Abstract

The mechanism of ventricular tachycardia (VT) that occurs in the absence of structural heart disease (“idiopathic” VT) is unknown, but may involve triggered activity or reentry through calcium channel-mediated conduction pathways. It has been suggested that termination of VT by adenosine is specific to ventricular arrhythmias caused by cyclic adenosine monophosphate-mediated triggered activity. The effects of vagotonic maneuvers, and intravenous adenosine (up to 0.25 mg/kg in incremental doses) and verapamil (0.145 mg/kg) administered to 9 patients with “idiopathic” VT were studied during electrophysiologic study. Seven patients had inducible fascicular VT and 2 had incessant right ventricular outflow tract tachycardia. Vagal maneuvers did not have any effect on any VT. Adenosine interrupted both right ventricular outflow tract tachycardias for a period (2 to 15 seconds) that was dependent on the dose of adenosine, but had no effect on VT in any patient with fascicular VT. Verapamil produced stuttering termination of right ventricular outflow tract tachycardia with no preceding change in RR interval in patients with this arrhythmia.
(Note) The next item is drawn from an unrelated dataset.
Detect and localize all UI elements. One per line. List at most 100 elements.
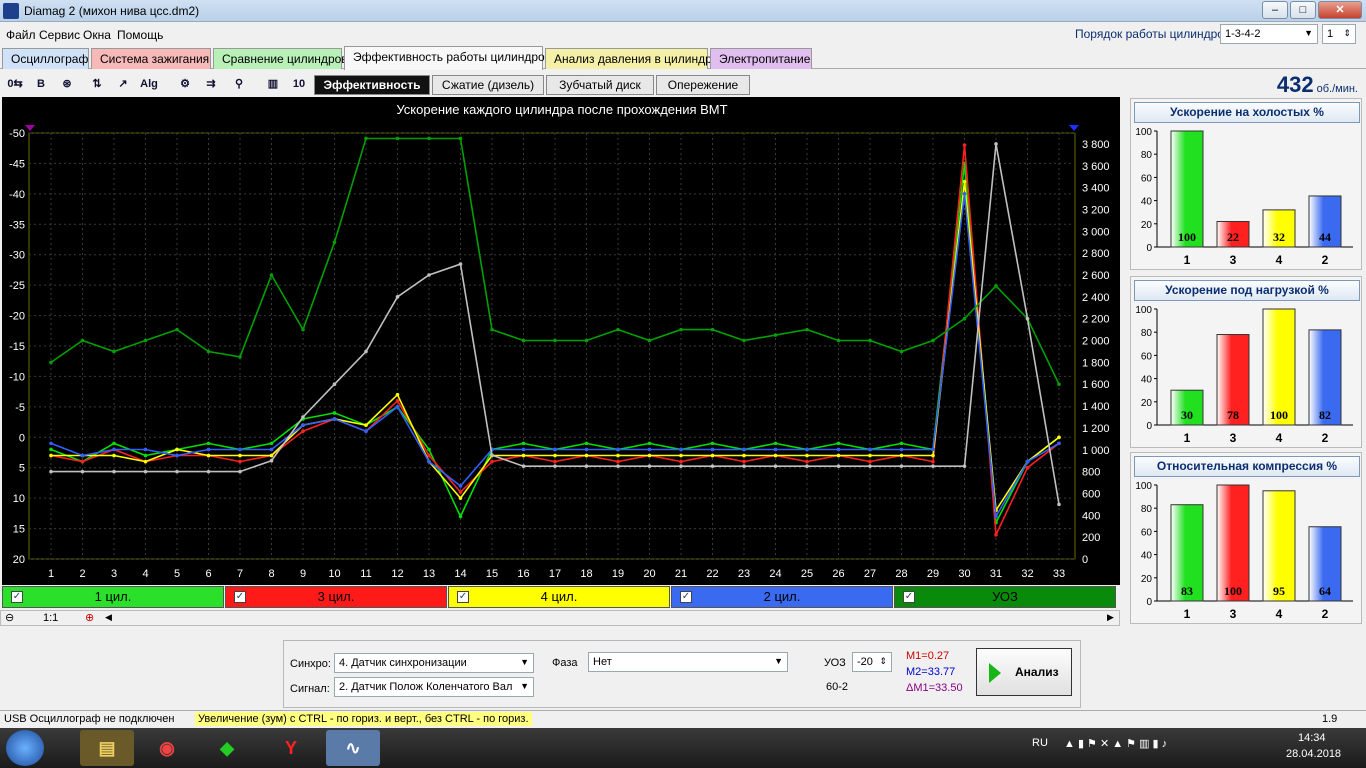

Administration of verapamil to patients with fascicular VT was followed by gradual slowing of the arrhythmia (cycle length increased from 397 ± 45 to 506 ± 86 ms; p < 0.01) in all 7 patients and by termination of VT in 6. In conclusion, the differential response of fascicular and right ventricular outflow tract tachycardias to both adenosine and verapamil suggests that: (1) These 2 forms of idiopathic VT have different mechanisms. (2) Fascicular VT is unlikely to be due to cyclic adenosine monophosphate-mediated triggered activity. These findings also have implications for the use of adenosine as a diagnostic agent in broad-complex VT.